While here we compared the performance with the BMI to the performance with the joystick controller, we must also stress that engaging the residual upper-body motions in the control task has some important collateral features, beside the ability to drive a power wheelchair. The BMI is also and perhaps more importantly a means to keep the body engaged in performing coordinated motor control tasks. Unlike the brain-machine interface and joystick controllers, the body machine interface can also be programmed to promote physical exercise and to challenge the users to engage parts of the body that lie on the boundary of the paralysis or that tend to be underused [47]. This benefit is critically important to promote recovery and prevent comorbidities in severe paralyses and can be obtained by programming the body-machine map and/or by placing the IMU sensors so as to target specific degrees of freedom of the user's body [48]. Further studies will be conducted to evaluate the efficacy of our BMI system to serve as a rehabilitative tool for individuals with high-level SCIs.
Conclusion
This study investigated the efficacy of using a BMI to control a power wheelchair for individuals with tetraplegia.

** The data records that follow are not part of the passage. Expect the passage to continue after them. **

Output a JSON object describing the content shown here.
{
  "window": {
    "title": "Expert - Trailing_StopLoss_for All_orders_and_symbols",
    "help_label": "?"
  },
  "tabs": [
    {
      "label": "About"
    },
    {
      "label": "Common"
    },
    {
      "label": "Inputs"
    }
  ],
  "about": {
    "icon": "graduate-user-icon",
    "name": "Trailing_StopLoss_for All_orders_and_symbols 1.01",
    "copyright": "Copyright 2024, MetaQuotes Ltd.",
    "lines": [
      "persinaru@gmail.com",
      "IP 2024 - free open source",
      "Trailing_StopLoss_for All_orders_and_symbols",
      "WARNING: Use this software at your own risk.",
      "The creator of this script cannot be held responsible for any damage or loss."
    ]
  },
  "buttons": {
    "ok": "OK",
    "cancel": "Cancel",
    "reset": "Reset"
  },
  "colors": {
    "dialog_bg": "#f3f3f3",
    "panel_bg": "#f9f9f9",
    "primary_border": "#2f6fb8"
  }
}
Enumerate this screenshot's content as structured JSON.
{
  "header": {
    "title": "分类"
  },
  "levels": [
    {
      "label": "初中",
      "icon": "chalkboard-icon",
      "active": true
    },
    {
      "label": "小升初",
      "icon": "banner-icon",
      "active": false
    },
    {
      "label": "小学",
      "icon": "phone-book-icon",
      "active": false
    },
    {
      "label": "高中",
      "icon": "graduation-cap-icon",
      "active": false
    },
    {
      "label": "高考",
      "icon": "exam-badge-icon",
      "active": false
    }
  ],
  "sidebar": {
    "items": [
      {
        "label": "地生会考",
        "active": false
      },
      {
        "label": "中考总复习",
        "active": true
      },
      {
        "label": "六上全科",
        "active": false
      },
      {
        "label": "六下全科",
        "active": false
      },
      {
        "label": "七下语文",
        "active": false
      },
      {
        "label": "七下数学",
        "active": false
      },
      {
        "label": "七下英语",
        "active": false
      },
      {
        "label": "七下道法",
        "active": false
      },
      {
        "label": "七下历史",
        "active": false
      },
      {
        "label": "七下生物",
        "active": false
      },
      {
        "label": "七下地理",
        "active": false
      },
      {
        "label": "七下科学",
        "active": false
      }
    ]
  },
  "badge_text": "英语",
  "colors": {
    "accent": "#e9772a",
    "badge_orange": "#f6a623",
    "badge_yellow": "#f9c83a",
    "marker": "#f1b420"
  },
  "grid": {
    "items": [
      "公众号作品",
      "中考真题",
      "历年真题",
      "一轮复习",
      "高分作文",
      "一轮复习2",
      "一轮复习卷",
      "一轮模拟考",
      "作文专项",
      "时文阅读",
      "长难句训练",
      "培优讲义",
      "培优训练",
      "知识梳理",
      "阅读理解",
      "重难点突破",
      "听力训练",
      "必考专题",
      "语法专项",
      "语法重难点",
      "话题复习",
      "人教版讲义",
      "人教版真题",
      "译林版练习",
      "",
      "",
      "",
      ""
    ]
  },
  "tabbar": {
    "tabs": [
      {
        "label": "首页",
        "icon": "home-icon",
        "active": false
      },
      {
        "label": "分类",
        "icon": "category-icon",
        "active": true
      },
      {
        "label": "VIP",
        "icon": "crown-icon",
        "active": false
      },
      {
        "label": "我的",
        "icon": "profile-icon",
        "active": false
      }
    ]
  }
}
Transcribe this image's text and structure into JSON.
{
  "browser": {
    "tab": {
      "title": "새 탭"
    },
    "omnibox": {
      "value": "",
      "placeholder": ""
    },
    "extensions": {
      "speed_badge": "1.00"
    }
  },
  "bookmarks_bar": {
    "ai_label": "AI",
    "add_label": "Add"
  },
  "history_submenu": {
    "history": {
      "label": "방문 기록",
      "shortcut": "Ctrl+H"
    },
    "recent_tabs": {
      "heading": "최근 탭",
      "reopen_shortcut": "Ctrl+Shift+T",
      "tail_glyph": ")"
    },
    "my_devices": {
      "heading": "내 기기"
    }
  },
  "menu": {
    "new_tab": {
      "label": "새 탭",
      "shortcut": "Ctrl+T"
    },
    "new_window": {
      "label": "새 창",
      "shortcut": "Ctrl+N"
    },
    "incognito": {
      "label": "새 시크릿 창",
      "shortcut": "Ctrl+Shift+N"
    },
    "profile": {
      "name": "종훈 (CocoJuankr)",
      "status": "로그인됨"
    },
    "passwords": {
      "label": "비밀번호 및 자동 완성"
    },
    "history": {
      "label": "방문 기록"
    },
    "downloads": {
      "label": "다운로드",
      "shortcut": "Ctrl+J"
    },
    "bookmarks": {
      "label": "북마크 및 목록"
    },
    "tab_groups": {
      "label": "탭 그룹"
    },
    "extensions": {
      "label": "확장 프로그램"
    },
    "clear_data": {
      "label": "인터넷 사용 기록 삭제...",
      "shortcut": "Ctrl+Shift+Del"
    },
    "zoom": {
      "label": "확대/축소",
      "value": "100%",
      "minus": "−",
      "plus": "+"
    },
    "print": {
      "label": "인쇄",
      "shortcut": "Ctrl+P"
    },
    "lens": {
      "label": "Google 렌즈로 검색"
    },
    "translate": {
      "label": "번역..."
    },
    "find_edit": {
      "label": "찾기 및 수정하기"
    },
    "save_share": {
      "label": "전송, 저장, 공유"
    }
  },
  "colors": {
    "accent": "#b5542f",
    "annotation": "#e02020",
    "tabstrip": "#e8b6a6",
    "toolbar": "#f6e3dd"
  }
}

Shoulder kinematics were measured using inertial measurement units and were mapped to wheelchair control commands using principal component analysis. After training by using the BMI for controlling a computer interface to complete various tasks, participants completed five driving sessions where they performed a number of power wheelchair maneuvers using a joystick as well as the BMI. All participants were able to achieve paths that were not significantly different when using the BMI and the joystick and, after five driving sessions, were able to achieve similar levels of smoothness. Despite being slower when using the BMI, subjects showed a significant improvement in completion time over the driving sessions. Participants were also able to increase their movement efficiency through practice driving. Finally, participants were found to employ similar control strategies when using the BMI for controlling the computer and driving the wheelchair. Overall, the results suggest that the BMI can be an effective power wheelchair control interface for individuals with high-level spinal cord injuries.